When Lenny Gomes came to BYU, he didn't know what he was getting into.
The student honor code, for instance, was a complete surprise."I didn't know that I had to live according to the standards," said Gomes, the Cougars' senior noseguard. "I didn't see the standards rule until after I signed (a letter-of-intent), so I was stuck in a hard place. The guys who showed me around on my recruiting trip told me if I lived my own life, everyone would leave me alone."
Then Gomes smiled, looking as mischievous as an Outland Trophy candidate who weighs 265 pounds and can bench press offensive linemen can look, and added, "I was deceived, in a way."
Gomes can smile about that now, because the honor code is something he has come to terms with, along with the breakup of his family, the discovery of his real father, marriage and fatherhood. But long before all that, when Gomes came to BYU in 1989 as a freshman out of Santa Rosa, Calif., he was a rowdy.
"The environment I grew up in was a lot different than the good society of BYU, where everybody's perfect and everybody goes on a mission and nobody drinks or smokes or cusses," Gomes said. "Where I came from it was survival. Anything goes. When I came here it was culture shock."
Junior tackle Greg Pitts said his initial encounter with Gomes was an eye-opener.
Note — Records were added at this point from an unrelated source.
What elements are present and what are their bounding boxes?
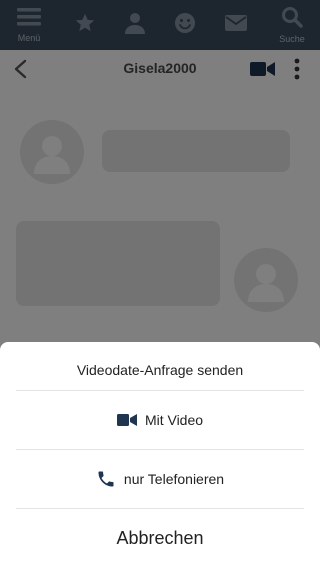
cancel-button[interactable]: Abbrechen [0,509,320,567]
phone-call-label: nur Telefonieren [123,471,225,487]
video-call-option[interactable]: Mit Video [0,391,320,449]
videodate-action-sheet: Videodate-Anfrage senden Mit Video nur T… [0,342,320,568]
video-camera-icon [116,413,137,427]
sheet-title: Videodate-Anfrage senden [76,362,244,378]
phone-icon [96,469,116,489]
phone-call-option[interactable]: nur Telefonieren [0,450,320,508]
video-call-label: Mit Video [144,412,204,428]
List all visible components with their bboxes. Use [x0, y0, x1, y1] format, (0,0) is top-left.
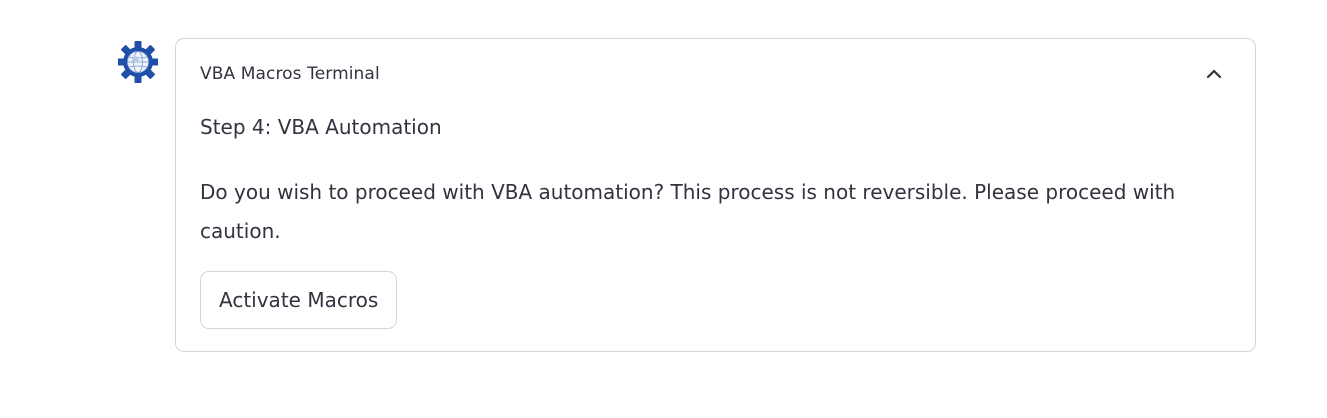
chat-message: VBA Macros Terminal Step 4: VBA Automati…	[117, 38, 1258, 354]
warning-message: Do you wish to proceed with VBA automati…	[200, 180, 1176, 243]
step-heading: Step 4: VBA Automation	[200, 115, 442, 139]
activate-macros-button[interactable]: Activate Macros	[200, 271, 398, 329]
assistant-avatar	[117, 40, 159, 84]
expander-header[interactable]: VBA Macros Terminal	[176, 39, 1255, 109]
chevron-up-icon[interactable]	[1201, 61, 1227, 87]
gear-globe-icon	[117, 41, 159, 83]
expander-title: VBA Macros Terminal	[200, 64, 380, 84]
expander-panel: VBA Macros Terminal Step 4: VBA Automati…	[175, 38, 1256, 352]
"When I first met him, I thought, well, here's the stereotypical hard-nosed, crude, rude, gross noseguard," Pitts recalled.
That early impression wasn't far off the mark. Pitts says Gomes delighted then in letting everyone know that he was a wild man, on and off the field.
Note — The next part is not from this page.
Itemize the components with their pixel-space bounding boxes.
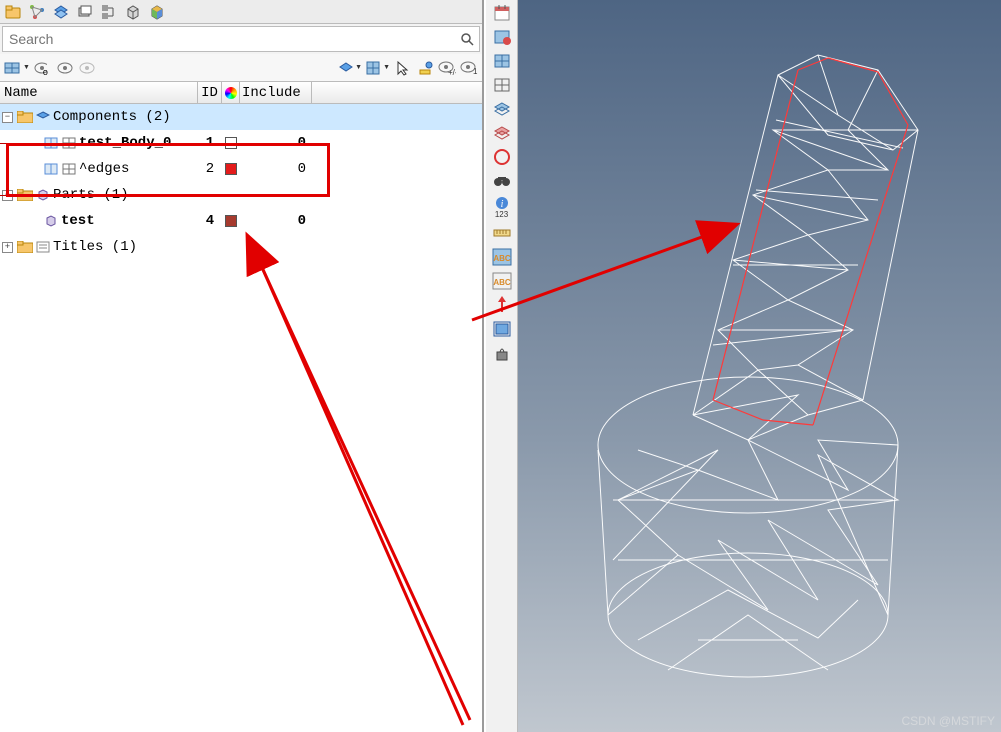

"He liked to see how crazy he could be without getting in trouble," Pitts said. "If anyone cut him off on the road or looked at him wrong at a dance, he was ready to take it to the parking lot and punch him out."
Gomes carried the same attitude into his first varsity games, as a freshman. If someone blocked him hard, he wanted to fight. He also liked to talk to opponents, the kind of talk that made his coaches cringe.
Indeed, most of Gomes' trouble at BYU can be blamed on his mouth. He has occasionally made the kinds of statements that end up on opponents' bulletin boards, like when he said after last year's New Mexico game that playing the Lobos was like playing the BYU scout team. During two-a-days this year he took it to the Cougar kickers, saying he didn't like the way they cavorted through games of touch football while everyone else worked hard.
All this makes it even more remarkable that Gomes is, by all accounts, a completely different person now.
"When he first came here, Lenny was just a fun guy, just interested in having a good time," said defensive line coach Tom Ramage. "He has goals now, he has purpose in life. He's made a lot of changes."
A lot has happened to Gomes to contribute to those changes. While in college, he saw his mother and stepfather separate and learned that his mother was an alcoholic.
"All that gave me a bitter taste," he said. "I didn't want to go home anymore. I started to see the other side, the good family life, how good values equal a good life and bad values equal a bad life."
Within the past year and a half, Gomes has tried to conform his life to many of those values. He got married, joined the LDS Church, and fathered a daughter.
"It's made me a lot more happy about my life," Gomes said of those important events. "I'm more focused and a better student."
Once an admittedly indifferent pupil, Gomes is now one semester from graduation and already taking some master's degree courses. He serves on an academic board comprised of athletes who are on the honor roll.
Another significant event in Gomes' life occurred when he met his real father for the first time. For years, Gomes thought his stepfather was his biological father. But his stepfather was 5-foot-7, part Portuguese and part Indian. And Gomes' brother and sister were smaller and darker-skinned than Lenny.
Gomes, who says he always felt out of place, had his suspicions aroused first by his wife, Carol. Shortly before their wedding, while visiting his family in California, she told Gomes that something didn't look right.
The suspicions grew. Last December, Gomes confronted his mother, telling her that, genetically, things didn't add up. His mother eventually admitted that his real father was Ed Gregory, but said she didn't know where he lived.
Gomes began to search for his father, even hiring a private investigator to help. But Gomes finally located him himself, by calling all the Gregorys in the Seattle phone book. In April, they were reunited.
The net result of everything that has happened to Gomes is greater stability. What hasn't changed is his ability to play football.
"He's always been a good player, but he's not so wild now," Ramage said. "He's become more disciplined, he's under control."
Gomes still has a desire to turn quarterbacks upside down, to create havoc against an offense, but he wages his battles these days with a new sense of purpose, a new sense of who he is.
"Now I don't have to pretend to be something I'm not," Gomes said. "I know who I am."